1. Pourquoi ce titre ?
J’ai choisi “ Le Ventre” car il symbolise à lui tout seul, les thèmes essentiels du livre :
La grossesse, la mère, l’esthétisme, l’hyperphagie, les bouleversements hormonaux (l’adolescence)
Le ventre est le centre névralgique, centre de toutes les tensions du roman. CAUSE de tout, il est l’ACTEUR principal du roman.
Il représente aussi un double aspect dans le roman : objet de répulsion et d’attirance pour Lila. Lila déteste le ventre de sa mère puis le sien.
2. Construction
Le roman est construit sur « Comment elle s’est retrouvé enceinte » et sur les souvenirs de Lila, comment elle est devenue limite «malade ». C’est aussi la description d‘une famille issue d’un milieu modeste, sans père où domine la pudeur, les non-dits, dans une ambiance un peu irréelle.
L’écriture prend aussi la forme du non-dit : décrit, sans expliquer, laissant plutôt sous-entendre.
Ce n’est pas l’auteur qui ment mais l’héroïne qui trompe son monde. « Le ventre » est mis en valeur dès la première scène : celle d’une femme soit disant enceinte, une des fonctions du ventre dans toute sa splendeur : donner la vie.
3. L’ambiance
L’intrigue se déroule dans une banlieue, en HLM. Les décors et l’environnement sont ternes, un peu tristes. Mais l’héroïne magnifie son cadre de vie, le rend plus poétique afin d’éviter de tomber dans la sinistrose.
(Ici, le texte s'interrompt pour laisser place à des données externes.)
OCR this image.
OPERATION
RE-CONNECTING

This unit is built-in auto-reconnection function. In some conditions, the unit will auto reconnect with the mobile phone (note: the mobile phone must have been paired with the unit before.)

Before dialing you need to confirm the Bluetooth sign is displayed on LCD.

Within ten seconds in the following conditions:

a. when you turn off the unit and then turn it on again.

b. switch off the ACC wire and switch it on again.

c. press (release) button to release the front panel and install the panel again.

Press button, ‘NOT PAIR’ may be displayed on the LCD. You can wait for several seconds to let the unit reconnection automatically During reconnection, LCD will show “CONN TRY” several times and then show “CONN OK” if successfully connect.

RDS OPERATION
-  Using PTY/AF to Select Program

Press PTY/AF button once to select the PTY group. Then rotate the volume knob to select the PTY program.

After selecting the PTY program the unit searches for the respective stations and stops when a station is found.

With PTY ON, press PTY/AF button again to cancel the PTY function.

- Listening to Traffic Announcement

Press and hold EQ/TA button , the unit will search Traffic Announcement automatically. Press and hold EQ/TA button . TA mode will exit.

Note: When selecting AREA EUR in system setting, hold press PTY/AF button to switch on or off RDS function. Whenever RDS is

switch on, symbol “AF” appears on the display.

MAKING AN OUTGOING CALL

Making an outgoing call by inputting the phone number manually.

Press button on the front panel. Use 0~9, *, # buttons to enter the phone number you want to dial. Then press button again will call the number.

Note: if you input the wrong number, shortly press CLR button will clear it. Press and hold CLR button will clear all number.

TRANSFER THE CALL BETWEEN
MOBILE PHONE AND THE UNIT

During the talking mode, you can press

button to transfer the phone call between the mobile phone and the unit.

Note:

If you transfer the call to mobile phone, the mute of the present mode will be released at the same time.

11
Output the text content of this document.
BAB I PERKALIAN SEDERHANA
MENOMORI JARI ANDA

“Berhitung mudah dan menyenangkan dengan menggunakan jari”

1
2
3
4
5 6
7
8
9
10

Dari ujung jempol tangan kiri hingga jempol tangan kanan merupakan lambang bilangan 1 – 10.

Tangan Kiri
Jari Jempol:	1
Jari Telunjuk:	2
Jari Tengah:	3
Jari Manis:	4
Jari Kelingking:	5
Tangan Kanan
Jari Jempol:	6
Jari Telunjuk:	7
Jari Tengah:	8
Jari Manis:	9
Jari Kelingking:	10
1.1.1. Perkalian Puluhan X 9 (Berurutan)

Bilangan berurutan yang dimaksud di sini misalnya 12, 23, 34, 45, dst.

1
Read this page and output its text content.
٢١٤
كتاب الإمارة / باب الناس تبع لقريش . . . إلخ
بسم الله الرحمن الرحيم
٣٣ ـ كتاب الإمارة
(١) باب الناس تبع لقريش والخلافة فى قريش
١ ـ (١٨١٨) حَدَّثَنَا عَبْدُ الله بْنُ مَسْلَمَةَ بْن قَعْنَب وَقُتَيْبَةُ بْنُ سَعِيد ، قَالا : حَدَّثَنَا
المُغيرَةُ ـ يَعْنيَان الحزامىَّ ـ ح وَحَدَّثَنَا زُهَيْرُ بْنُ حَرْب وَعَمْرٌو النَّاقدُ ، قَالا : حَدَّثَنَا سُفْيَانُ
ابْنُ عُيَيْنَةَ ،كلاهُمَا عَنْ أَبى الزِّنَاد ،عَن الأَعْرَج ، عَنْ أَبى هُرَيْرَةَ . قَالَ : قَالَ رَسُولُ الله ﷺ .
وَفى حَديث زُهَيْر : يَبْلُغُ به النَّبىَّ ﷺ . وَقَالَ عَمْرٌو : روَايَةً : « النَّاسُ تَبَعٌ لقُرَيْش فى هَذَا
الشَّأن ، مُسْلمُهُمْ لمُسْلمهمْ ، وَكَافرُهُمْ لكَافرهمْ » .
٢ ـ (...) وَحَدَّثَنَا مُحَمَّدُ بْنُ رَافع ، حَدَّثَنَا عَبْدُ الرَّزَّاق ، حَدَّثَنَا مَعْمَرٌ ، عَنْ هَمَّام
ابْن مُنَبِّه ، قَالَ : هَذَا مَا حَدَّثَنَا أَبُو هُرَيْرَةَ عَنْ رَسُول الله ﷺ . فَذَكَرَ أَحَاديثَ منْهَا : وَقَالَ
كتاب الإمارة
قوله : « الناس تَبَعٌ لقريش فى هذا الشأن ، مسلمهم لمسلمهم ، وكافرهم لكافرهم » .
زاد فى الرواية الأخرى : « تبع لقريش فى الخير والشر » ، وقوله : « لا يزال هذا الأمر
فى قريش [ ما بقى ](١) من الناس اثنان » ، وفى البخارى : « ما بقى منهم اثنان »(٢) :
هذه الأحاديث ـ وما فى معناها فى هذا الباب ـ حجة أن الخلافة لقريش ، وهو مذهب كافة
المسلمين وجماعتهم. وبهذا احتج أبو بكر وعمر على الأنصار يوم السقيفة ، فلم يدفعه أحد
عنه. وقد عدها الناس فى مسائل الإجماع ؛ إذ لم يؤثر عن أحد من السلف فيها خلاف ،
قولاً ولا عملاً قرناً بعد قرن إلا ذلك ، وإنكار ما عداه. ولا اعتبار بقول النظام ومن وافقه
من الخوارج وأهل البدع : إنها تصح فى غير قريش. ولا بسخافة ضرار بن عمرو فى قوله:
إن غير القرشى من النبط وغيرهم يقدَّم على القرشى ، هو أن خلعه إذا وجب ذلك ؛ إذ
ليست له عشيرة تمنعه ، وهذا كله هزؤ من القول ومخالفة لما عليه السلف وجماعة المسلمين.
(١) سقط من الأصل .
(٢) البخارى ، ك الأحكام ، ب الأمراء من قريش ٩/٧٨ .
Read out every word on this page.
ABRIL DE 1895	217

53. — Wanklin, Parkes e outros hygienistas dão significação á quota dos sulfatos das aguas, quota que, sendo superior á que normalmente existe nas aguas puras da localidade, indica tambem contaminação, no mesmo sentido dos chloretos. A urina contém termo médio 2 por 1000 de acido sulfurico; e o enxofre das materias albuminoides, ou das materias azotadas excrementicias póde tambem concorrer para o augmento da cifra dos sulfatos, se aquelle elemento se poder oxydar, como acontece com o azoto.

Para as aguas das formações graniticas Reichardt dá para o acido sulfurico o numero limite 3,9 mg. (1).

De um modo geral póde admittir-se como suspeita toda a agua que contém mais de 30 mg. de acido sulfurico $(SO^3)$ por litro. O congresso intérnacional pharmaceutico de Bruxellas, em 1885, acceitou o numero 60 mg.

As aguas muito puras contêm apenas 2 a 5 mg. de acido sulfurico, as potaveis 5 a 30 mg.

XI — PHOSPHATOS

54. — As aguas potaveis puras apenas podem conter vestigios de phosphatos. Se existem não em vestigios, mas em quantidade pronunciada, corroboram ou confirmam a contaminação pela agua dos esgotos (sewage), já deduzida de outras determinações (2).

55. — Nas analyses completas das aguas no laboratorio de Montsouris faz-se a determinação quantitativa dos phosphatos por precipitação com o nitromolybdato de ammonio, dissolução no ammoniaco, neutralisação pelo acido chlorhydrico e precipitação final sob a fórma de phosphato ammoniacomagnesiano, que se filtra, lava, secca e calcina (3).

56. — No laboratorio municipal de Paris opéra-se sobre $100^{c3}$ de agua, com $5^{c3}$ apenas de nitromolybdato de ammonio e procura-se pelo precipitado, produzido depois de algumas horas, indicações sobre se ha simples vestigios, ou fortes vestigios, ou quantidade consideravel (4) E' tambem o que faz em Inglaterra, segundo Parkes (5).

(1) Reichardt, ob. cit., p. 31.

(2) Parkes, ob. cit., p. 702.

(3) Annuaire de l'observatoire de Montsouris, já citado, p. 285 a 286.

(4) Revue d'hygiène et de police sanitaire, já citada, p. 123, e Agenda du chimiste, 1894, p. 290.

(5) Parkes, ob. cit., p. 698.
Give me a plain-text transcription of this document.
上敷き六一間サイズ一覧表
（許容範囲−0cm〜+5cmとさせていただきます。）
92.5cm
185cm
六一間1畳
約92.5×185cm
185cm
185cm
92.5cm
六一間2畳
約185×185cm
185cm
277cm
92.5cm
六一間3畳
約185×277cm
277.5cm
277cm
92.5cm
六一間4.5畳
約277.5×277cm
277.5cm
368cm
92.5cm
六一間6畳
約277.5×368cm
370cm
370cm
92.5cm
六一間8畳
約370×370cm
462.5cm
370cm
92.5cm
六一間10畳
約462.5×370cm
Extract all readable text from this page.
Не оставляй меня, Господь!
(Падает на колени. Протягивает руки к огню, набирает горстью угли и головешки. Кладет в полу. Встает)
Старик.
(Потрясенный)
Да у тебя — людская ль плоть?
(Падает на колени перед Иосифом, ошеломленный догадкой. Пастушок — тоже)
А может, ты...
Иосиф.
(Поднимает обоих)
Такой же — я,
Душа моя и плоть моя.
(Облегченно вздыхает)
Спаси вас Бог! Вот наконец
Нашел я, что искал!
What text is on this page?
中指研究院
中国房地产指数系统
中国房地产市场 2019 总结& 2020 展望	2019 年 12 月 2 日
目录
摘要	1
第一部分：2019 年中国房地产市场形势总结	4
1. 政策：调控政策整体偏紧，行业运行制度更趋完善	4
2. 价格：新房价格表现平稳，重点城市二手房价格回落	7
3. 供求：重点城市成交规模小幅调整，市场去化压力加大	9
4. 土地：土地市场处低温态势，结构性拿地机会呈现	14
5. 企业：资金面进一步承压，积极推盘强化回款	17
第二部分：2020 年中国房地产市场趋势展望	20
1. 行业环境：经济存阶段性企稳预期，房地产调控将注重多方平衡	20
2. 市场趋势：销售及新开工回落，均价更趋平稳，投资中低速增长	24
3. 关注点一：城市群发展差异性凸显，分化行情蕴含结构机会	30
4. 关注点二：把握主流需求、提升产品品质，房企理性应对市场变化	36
A cela j’aime certains romans japonais (Cf. La vigne des morts sur le col des dieux décharnés, Akiyuki, Nosaka) qui font passer des choses terribles, dramatiques, avec des mots “doux” dans un ton résolument poétique. Sans ce décalage de ton/forme et de fond, le roman aurait été plus banal. Le décalage permet de connaître l’univers clos et onirique de l’héroïne qui voit les choses d’une certaine façon pour échapper à son quotidien.